L'envoi des combattants, sur lesquels le ministère de la Défense n'a pas voulu prononcer, ajoute au déploiement de plusieurs navires militaires dans les eaux des Caraïbes et fait partie d'une escalade de tensions que les forces américaines ont pris cette semaine pour bombarder un Narcocolanche présumé, dans une attaque sans précédent qui a laissé once à l'abri.

Les États-Unis ont ordonné le déploiement de 10 avions de combat F-35 dans un aérodrome de Porto Rico pour effectuer des opérations contre les cartels de la drogue, selon deux sources conscientes de la question, dans une mesure qui augmente probablement encore plus les tensions dans la région.
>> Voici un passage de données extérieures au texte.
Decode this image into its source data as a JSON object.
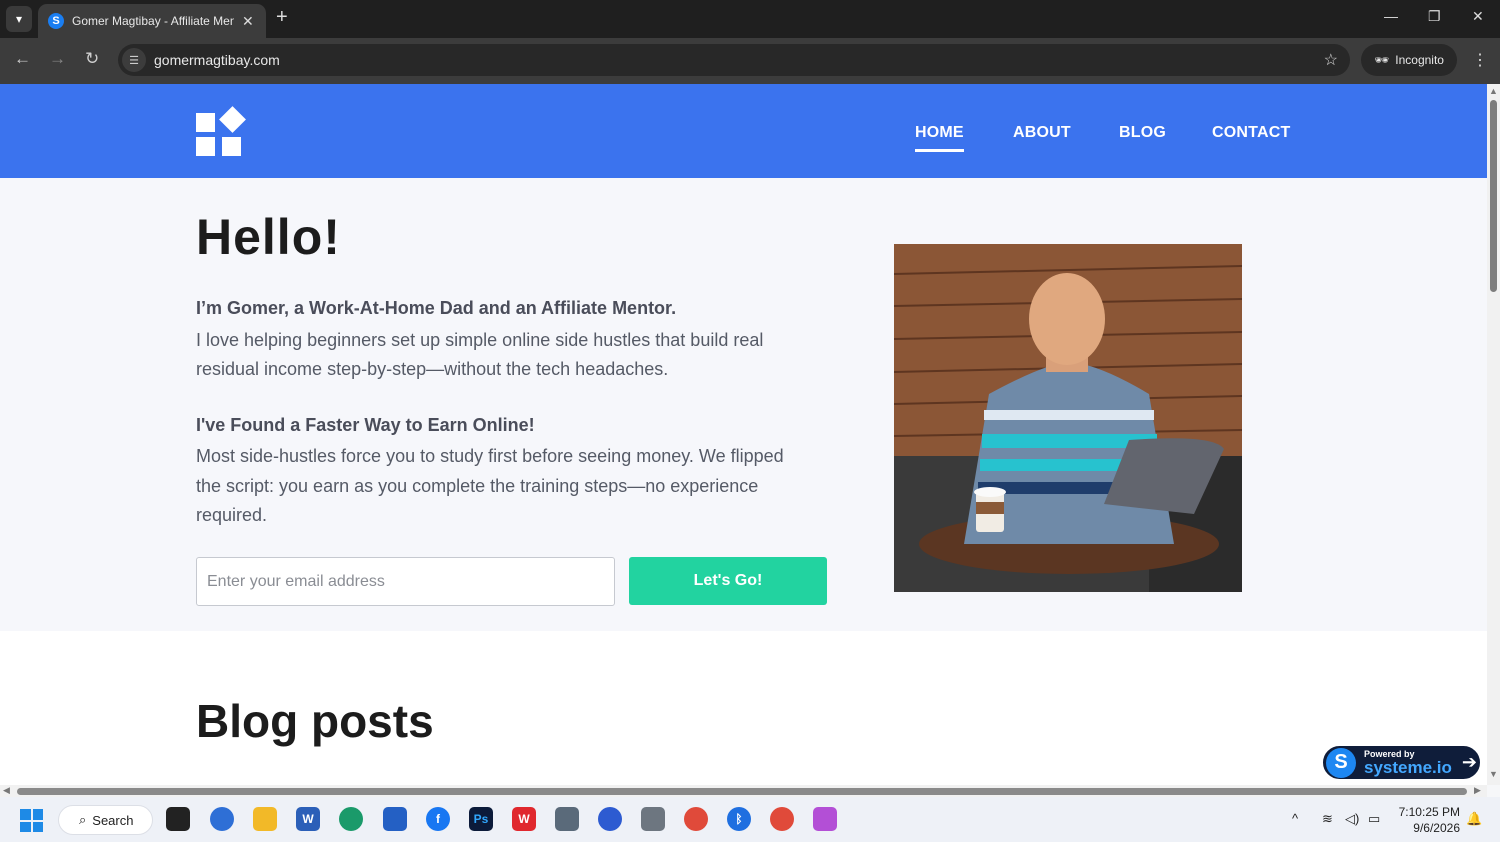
{
  "browser": {
    "tab_title": "Gomer Magtibay - Affiliate Mentor",
    "url": "gomermagtibay.com",
    "incognito_label": "Incognito"
  },
  "site": {
    "nav": [
      "HOME",
      "ABOUT",
      "BLOG",
      "CONTACT"
    ],
    "active_nav": "HOME",
    "hero": {
      "heading": "Hello!",
      "intro_bold": "I’m Gomer, a Work-At-Home Dad and an Affiliate Mentor.",
      "intro_text": "I love helping beginners set up simple online side hustles that build real residual income step-by-step—without the tech headaches.",
      "found_bold": "I've Found a Faster Way to Earn Online!",
      "found_text": "Most side-hustles force you to study first before seeing money. We flipped the script: you earn as you complete the training steps—no experience required.",
      "email_placeholder": "Enter your email address",
      "cta_label": "Let's Go!"
    },
    "blog_heading": "Blog posts",
    "powered_by": {
      "small": "Powered by",
      "brand": "systeme.io"
    }
  },
  "taskbar": {
    "search_label": "Search",
    "time": "7:10:25 PM",
    "date": "9/6/2026"
  },
  "colors": {
    "header_blue": "#3b73ee",
    "cta_green": "#22d3a0",
    "chrome_dark": "#1f1f1f"
  }
}
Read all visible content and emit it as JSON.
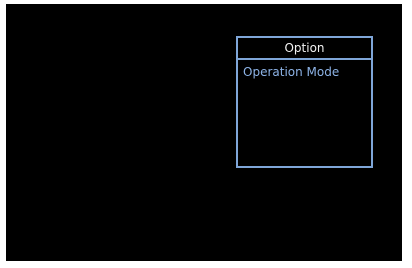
{
  "option_menu": {
    "title": "Option",
    "items": [
      {
        "label": "Operation Mode"
      }
    ]
  },
  "colors": {
    "screen_background": "#000000",
    "panel_border": "#7fa6d8",
    "title_text": "#f2f2f2",
    "item_text": "#8db3e6"
  }
}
Les avions de combat avancés seront ajoutés à une présence militaire américaine déjà considérable dans le sud des Caraïbes contre les groupes auxquels introduire des drogues aux États-Unis.

Le développement de vendredi se produit trois jours après que les forces américaines ont attaqué un navire qui, selon Trump, a transporté des « quantités de drogue de masse » du Venezuela, tuant 11 personnes.

L'attaque a semblé préparer le terrain à une campagne militaire prolongée en Amérique latine.

Trump a averti ce vendredi qu'il démolira tout avion militaire au Venezuela qui représente une menace pour ses forces dans les Caraïbes.

Trump a averti que les avions vénézuéliens « seront démolis » s'ils menacent les forces américaines dans les Caraïbes

Lors d'une conférence de presse dans la salle ovale de la Maison Blanche, Trump a fait référence à la possibilité d'un nouveau vol près de nous, des navires: « Ils auront des ennuis. Nous le saurons. Nous apprenons ce qui s'est passé, mais en réalité, cela ne s'est pas terminé de cette façon, non pas comme décrit. »

Le président a ajouté que, si les avions vénézuéliens volent dans une position dangereuse, la décision d'agir réside dans le commandement militaire: « Je dirais que vous … vous ou vos capitaines pouvez prendre la décision de ce que vous voulez faire », a déclaré le général Dan Caine, chef du personnel général conjoint de l'Eeuu.

Interrogé sur la distance à laquelle les avions vénézuéliens se sont approchés, le président a répondu qu'il ne voulait pas partager ces informations, mais a lancé un avertissement catégorique: « S'ils nous mettent dans une position dangereuse, ils seront abattus. »

Les autorités américaines ont encadré cet incident dans le contexte d'une opération anti-médicament qui, ces dernières semaines, a conduit au déploiement de l'un des plus grands contingents navals des dernières décennies de la mer des Caraïbes, près de la côte du Venezuela. L'administration Trump fait valoir que cette opération répond à l'augmentation du trafic de drogue du territoire vénézuélien en Amérique du Nord.

« Des milliards de dollars de drogues entrent dans notre pays du Venezuela, les prisons du Venezuela ont ouvert pour notre pays, leurs pires prisonniers vivent heureux aux États-Unis, nous obtenons beaucoup d'entre eux », a déclaré Trump.

Le président a souligné la légèreté d'une politique de « main dure » pour arrêter à la fois le trafic de drogue et l'immigration illégale, citant des cas de gangs criminels tels que le train Aragua et soulignant que le nouveau département de la guerre aura un rôle clé dans la prévention de l'entrée de la drogue et du trafic de personnes.